Bir ara denildigi gibi tablolar ayna gibidir.
Duvardaki altigen, ucgen seramikler ve zemindeki kare geometrik sekiller aynada degisik anlamlara gelebilir.
Aristoteles in kaplumbaga ve oregano ile ilgili bir sozu vardir, ama yerdeki yesillikler sanki marula veya uzun yaprakli bir bitkiye benziyor, sanirim ressam o’na isaret etmemistir.
Tabloda zaman ogesinin varligi rahatlikla gorulebilir. Insan figurunun kalburu, duvarlarin sivasinin dokulmesi, sakaldaki kirlasma ve isik gibi. Grek mitolojisinde Zeno Paradoksu vardir, her ne kadar kaplumbagalar anlatinin icerisinde yer alsalar da bununla da bir kopru kuramadim. Ayrica kaplumbaga ogesini sadece bir seferlik Islam literaturunde gordugumu hatirliyorum, o’ da Kalila wa Dimna’ nin kitabinda bir kompozisyonun icinde bir figur olarak yer aliyor.
Tabloda iki ortam gorulebilir. Biri ruhani ortam digeri de maddi ortam. Ney ( muzik instrumenti) i ruhani ortam ile sembolize ettigimize gore yesillikleri (bunyenin gereksinimi, yiyecek) de maddi ortam ile sembolize edebiliriz. Bu arada Hermes’in kaplumbaga kabugundan harp muzik aletini de yaptigini da unutmayalim.

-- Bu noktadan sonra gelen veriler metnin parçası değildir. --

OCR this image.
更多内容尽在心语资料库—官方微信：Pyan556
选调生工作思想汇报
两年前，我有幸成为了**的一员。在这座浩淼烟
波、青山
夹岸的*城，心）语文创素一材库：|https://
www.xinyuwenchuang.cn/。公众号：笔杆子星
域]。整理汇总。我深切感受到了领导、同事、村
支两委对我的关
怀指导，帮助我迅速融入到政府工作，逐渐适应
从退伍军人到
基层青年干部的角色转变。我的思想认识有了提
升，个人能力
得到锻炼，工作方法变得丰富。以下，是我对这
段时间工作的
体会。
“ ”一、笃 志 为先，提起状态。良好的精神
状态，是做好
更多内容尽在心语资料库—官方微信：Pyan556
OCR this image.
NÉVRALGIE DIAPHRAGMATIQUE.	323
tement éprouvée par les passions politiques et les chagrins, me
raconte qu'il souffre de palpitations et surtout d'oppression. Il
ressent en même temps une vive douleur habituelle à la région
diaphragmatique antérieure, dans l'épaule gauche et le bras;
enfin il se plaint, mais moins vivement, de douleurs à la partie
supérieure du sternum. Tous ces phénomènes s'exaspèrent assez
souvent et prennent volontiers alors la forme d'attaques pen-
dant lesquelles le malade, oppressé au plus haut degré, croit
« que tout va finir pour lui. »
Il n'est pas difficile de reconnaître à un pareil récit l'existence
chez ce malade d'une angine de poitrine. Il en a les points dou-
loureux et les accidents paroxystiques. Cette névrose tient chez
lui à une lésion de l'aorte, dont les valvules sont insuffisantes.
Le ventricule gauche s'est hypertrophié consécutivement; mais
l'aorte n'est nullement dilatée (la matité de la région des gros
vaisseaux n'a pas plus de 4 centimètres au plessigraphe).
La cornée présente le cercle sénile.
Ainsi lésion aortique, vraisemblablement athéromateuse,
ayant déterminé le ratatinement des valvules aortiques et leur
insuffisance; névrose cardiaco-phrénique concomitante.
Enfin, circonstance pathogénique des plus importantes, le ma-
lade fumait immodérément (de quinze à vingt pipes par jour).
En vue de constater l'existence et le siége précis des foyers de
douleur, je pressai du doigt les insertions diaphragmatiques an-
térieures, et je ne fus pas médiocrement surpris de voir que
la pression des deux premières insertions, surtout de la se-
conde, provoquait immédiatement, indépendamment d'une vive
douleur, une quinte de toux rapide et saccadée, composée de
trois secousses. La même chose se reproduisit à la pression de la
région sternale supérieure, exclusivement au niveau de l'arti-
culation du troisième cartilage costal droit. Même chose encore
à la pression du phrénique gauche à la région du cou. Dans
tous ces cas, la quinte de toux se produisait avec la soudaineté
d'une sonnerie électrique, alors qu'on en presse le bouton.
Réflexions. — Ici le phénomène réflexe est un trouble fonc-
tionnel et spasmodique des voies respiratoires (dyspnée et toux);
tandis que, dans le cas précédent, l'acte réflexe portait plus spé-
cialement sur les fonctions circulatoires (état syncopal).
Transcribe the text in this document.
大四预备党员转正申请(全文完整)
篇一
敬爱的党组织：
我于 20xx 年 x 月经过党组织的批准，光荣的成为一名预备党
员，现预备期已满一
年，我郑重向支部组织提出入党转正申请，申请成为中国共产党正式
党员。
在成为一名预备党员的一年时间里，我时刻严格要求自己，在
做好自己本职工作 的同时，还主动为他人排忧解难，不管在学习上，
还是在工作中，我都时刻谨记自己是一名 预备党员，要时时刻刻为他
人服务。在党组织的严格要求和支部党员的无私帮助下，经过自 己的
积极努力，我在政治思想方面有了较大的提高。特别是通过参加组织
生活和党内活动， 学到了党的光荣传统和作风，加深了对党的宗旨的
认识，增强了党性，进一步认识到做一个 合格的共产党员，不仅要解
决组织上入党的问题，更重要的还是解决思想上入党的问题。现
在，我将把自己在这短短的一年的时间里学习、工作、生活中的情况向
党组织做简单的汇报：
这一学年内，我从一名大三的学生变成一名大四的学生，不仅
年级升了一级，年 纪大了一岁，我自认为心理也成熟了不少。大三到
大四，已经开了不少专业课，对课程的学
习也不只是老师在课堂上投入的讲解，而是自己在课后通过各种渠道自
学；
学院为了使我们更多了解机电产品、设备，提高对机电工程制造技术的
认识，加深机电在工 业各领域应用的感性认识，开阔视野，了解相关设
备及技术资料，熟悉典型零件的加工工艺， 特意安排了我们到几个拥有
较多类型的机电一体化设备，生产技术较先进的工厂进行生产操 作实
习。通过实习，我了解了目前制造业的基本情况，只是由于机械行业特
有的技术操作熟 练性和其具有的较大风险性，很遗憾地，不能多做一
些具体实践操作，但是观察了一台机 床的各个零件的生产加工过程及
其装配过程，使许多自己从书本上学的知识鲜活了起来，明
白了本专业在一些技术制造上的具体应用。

Insan figuru doguya, ( oyle varsayarsak) pencereye (isigin kaynagi) yoneldigine gore, solu kuzey ve sag tarafida guney yonu oluyor. Tabloya boyle bakildigi zaman aynada baska bir alegori olusuyor. Soldakiler maddi ortamda mucadele ederken sagdakiler her ne kadar maddesel ogelerin cekiciligini yenip sag tarafa gecmisseler de uzerinde bulunduklari zeminin dual bir zemin oldugunu unutmamislar.
Toparlarsam; maddi ve manevi ortamlarinin dual bir zeminde olan mucadelelerinin her daim olduguna isaret edip, Isik karanlikta parliyor ve karanlik isigi lagvedemedi, derim kendimce.
Osman Hamdi Bey tanimama neden oldugunuz icin ve ayrica degerli uyelerin yorumlari icin de tesekkur ediyorum. Her yorumun bir katma degerinin olduguna inaniyorum.